I hope my tone will be okay! OP, I really am in your corner here. I think nearly everyone has been, even those whose comments are harder to hear.
I do agree with the posters who have said that encouraging Brielle to think about how she can steal the scene and be the focus of attention is a mistake, though. I believe that will be counterproductive.
This is important: She may well have internalized that what everyone loves and values about her — including her parents — is that she is exceptional, a star, a princess. But of course that’s not true! You have told us that she is funny and creative and clever. She is kind to her friends and a good team member. You value her character, not just her pizzazz. Most important, you love her just because she is HER, not because she is a “winner” or a “star.”
It’s easy to assume she would know that naturally. But she very well might not. She needs to hear it from YOU, over and over, and more important, SEE it in how you respond to her and talk about situations and how big a deal you make about “Star” moments and how big a deal you make about character moments and audience and friend moments. I have seen many children, especially ones who are exceptional in some way (talent, brains, beauty, etc.), who don’t realize this. They are afraid that if they don’t get the A+ or the trophy or the attention on the dance floor that they will disappoint their parents. Worse, if their sense of identity depends on it, they won’t even be themselves anymore if they don’t.
That’s why I suggested steering her away from competitive situations, to unlearn that zero-sum, “if someone else has attention or success, then I don’t, and that’s what counts” mind set, as exemplified in her “dodo head” response to a talented child on TV.

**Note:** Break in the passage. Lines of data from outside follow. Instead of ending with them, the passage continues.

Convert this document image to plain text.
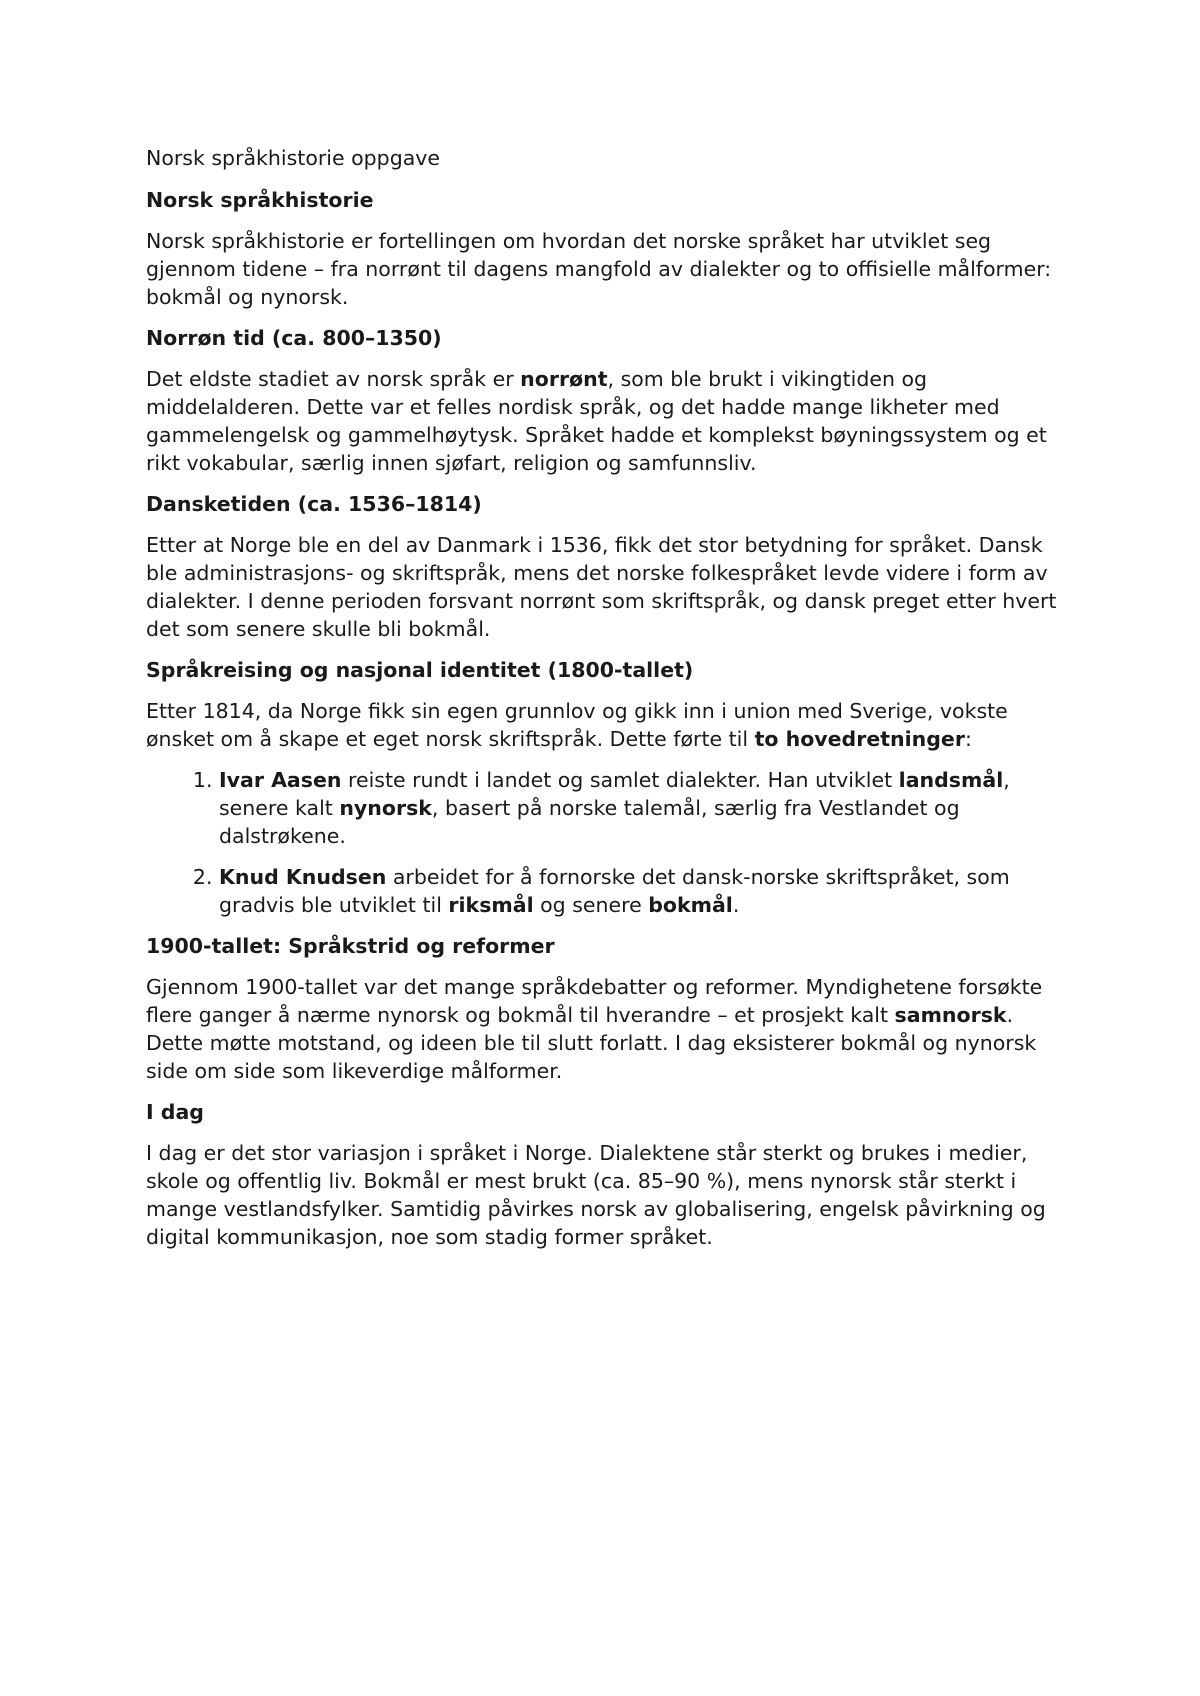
Norsk språkhistorie oppgave

Norsk språkhistorie

Norsk språkhistorie er fortellingen om hvordan det norske språket har utviklet seg gjennom tidene – fra norrønt til dagens mangfold av dialekter og to offisielle målformer: bokmål og nynorsk.

Norrøn tid (ca. 800–1350)

Det eldste stadiet av norsk språk er norrønt, som ble brukt i vikingtiden og middelalderen. Dette var et felles nordisk språk, og det hadde mange likheter med gammelengelsk og gammelhøytysk. Språket hadde et komplekst bøyningssystem og et rikt vokabular, særlig innen sjøfart, religion og samfunnsliv.

Dansketiden (ca. 1536–1814)

Etter at Norge ble en del av Danmark i 1536, fikk det stor betydning for språket. Dansk ble administrasjons- og skriftspråk, mens det norske folkespråket levde videre i form av dialekter. I denne perioden forsvant norrønt som skriftspråk, og dansk preget etter hvert det som senere skulle bli bokmål.

Språkreising og nasjonal identitet (1800-tallet)

Etter 1814, da Norge fikk sin egen grunnlov og gikk inn i union med Sverige, vokste ønsket om å skape et eget norsk skriftspråk. Dette førte til to hovedretninger:

1. Ivar Aasen reiste rundt i landet og samlet dialekter. Han utviklet landsmål, senere kalt nynorsk, basert på norske talemål, særlig fra Vestlandet og dalstrøkene.
2. Knud Knudsen arbeidet for å fornorske det dansk-norske skriftspråket, som gradvis ble utviklet til riksmål og senere bokmål.
1900-tallet: Språkstrid og reformer

Gjennom 1900-tallet var det mange språkdebatter og reformer. Myndighetene forsøkte flere ganger å nærme nynorsk og bokmål til hverandre – et prosjekt kalt samnorsk. Dette møtte motstand, og ideen ble til slutt forlatt. I dag eksisterer bokmål og nynorsk side om side som likeverdige målformer.

I dag

I dag er det stor variasjon i språket i Norge. Dialektene står sterkt og brukes i medier, skole og offentlig liv. Bokmål er mest brukt (ca. 85–90 %), mens nynorsk står sterkt i mange vestlandsfylker. Samtidig påvirkes norsk av globalisering, engelsk påvirkning og digital kommunikasjon, noe som stadig former språket.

Yes, of course all parents want success for their children. But success does not by any means have to be celebrity or stardom, especially not the empty kind afforded by social media fame. Not every parent wants that for their child, much less to risk a “Baby Jane.” I’m sorry you felt some of us look down on pageants and competitive dance teams. I’m not saying they’re bad! Just that they may not be the best context for little Brielle right now, as she learns to value dancing and singing for the pure joy of it, not for the attention it gets her.
You have a great opportunity handed to you right now with the wedding: you can talk about how much fun it will be to dance, not about how much attention it will get her. Guess what the dessert will be. Ask what color flowers she would choose. See what I mean? Help her learn to enjoy things that aren’t focused on herself.
And I repeat: she’s a kid! Her character and self-esteem are forming, not formed. You’ve caught this early and know what you need to do to help her get on track to be a confident, happy woman, not a superannuated fairy princess
. All kids need that with one thing or another. You’re doing fine.